An influential senator on a key defense panel has proposed spending $430 billion more on defense over the next five years.

Sen. John McCain, a Republican from Arizona and chairman of the Senate Armed Services Committee, included the figure in a white paper he released on Tuesday.

"The damage that has been done to our military over the past eight years will not be reversed in one year," the document states. "Just stemming the bleeding caused by recent budget cuts will take most of the next five years, to say nothing of the sustained increases in funding required thereafter."

The white paper reads looks like a budgetary blueprint for President-elect Donald Trump and his incoming administration.

Trump himself has proposed a massive military buildup including more troops and equipment, but has also criticized the cost of major defense acquisition programs like the F-35 Joint Strike Fighter and the new Air Force One presidential aircraft.

Under McCain's proposal, the higher top-line would go toward acquiring a better mix of weaponry.

"Our military's capabilities are ... out of balance," the document states. "On the lower end of the spectrum, we need greater numbers of more affordable, less advanced systems to fight terrorist enemies in permissive environments.
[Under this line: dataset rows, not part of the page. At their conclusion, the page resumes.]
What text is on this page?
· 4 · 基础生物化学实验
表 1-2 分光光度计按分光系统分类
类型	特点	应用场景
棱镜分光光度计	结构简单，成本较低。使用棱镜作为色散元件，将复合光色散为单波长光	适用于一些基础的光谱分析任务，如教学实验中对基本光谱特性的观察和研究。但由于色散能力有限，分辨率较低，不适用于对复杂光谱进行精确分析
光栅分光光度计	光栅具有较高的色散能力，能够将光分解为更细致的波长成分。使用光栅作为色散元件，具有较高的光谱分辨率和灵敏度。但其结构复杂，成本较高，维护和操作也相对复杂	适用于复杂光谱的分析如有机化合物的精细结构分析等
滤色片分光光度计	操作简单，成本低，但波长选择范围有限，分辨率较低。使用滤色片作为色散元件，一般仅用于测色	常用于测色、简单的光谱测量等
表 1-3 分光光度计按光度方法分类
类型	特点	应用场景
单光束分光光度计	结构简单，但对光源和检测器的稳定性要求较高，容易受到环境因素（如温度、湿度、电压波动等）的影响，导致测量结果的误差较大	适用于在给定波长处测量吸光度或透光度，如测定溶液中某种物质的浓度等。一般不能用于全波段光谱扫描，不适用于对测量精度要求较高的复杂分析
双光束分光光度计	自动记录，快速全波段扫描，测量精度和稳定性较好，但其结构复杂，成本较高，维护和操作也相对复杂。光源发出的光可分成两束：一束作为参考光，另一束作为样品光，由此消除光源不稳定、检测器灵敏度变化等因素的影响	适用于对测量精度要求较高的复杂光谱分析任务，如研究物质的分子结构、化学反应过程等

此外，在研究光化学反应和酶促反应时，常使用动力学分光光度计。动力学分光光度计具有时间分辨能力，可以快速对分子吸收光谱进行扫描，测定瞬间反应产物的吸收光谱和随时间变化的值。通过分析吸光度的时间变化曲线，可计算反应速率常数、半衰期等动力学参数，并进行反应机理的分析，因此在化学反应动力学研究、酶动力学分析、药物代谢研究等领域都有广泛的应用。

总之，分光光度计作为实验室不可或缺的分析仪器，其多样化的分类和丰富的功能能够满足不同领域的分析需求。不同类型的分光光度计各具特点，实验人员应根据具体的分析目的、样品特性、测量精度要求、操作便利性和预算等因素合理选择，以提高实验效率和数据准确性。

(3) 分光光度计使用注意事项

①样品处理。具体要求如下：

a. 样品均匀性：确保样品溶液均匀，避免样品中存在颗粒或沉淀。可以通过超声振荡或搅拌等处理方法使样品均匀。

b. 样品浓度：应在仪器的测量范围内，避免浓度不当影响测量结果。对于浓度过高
On the higher end of the spectrum, as nation-state rivals can increasingly counter our military's ability to project power, we need longer-range, more survivable platforms and munitions, more autonomous systems, greater cyber and space capabilities, among newer technologies."

Specifically, the proposal calls for a $640 billion base budget in fiscal 2018 -- $54 billion more than the amount currently planned for.

The additional funding over five years would go toward increasing the Navy's fleet from 274 ships to 355 ships (though limiting the number of the new Littoral Combat Ships); boosting the size of the Marine Corps to about 200,000 Marines; buying the Air Force "as many F-35As as possible" (though possibly curtailing the overall planned buy in the long-term) as well as acquiring "new penetrating counter-air and electronic attack capabilities" and new "light attack fighters"; and adding 8,000 soldiers a year while developing for the Army a new "adaptable ground combat vehicle," as well as new unmanned vehicles and munitions.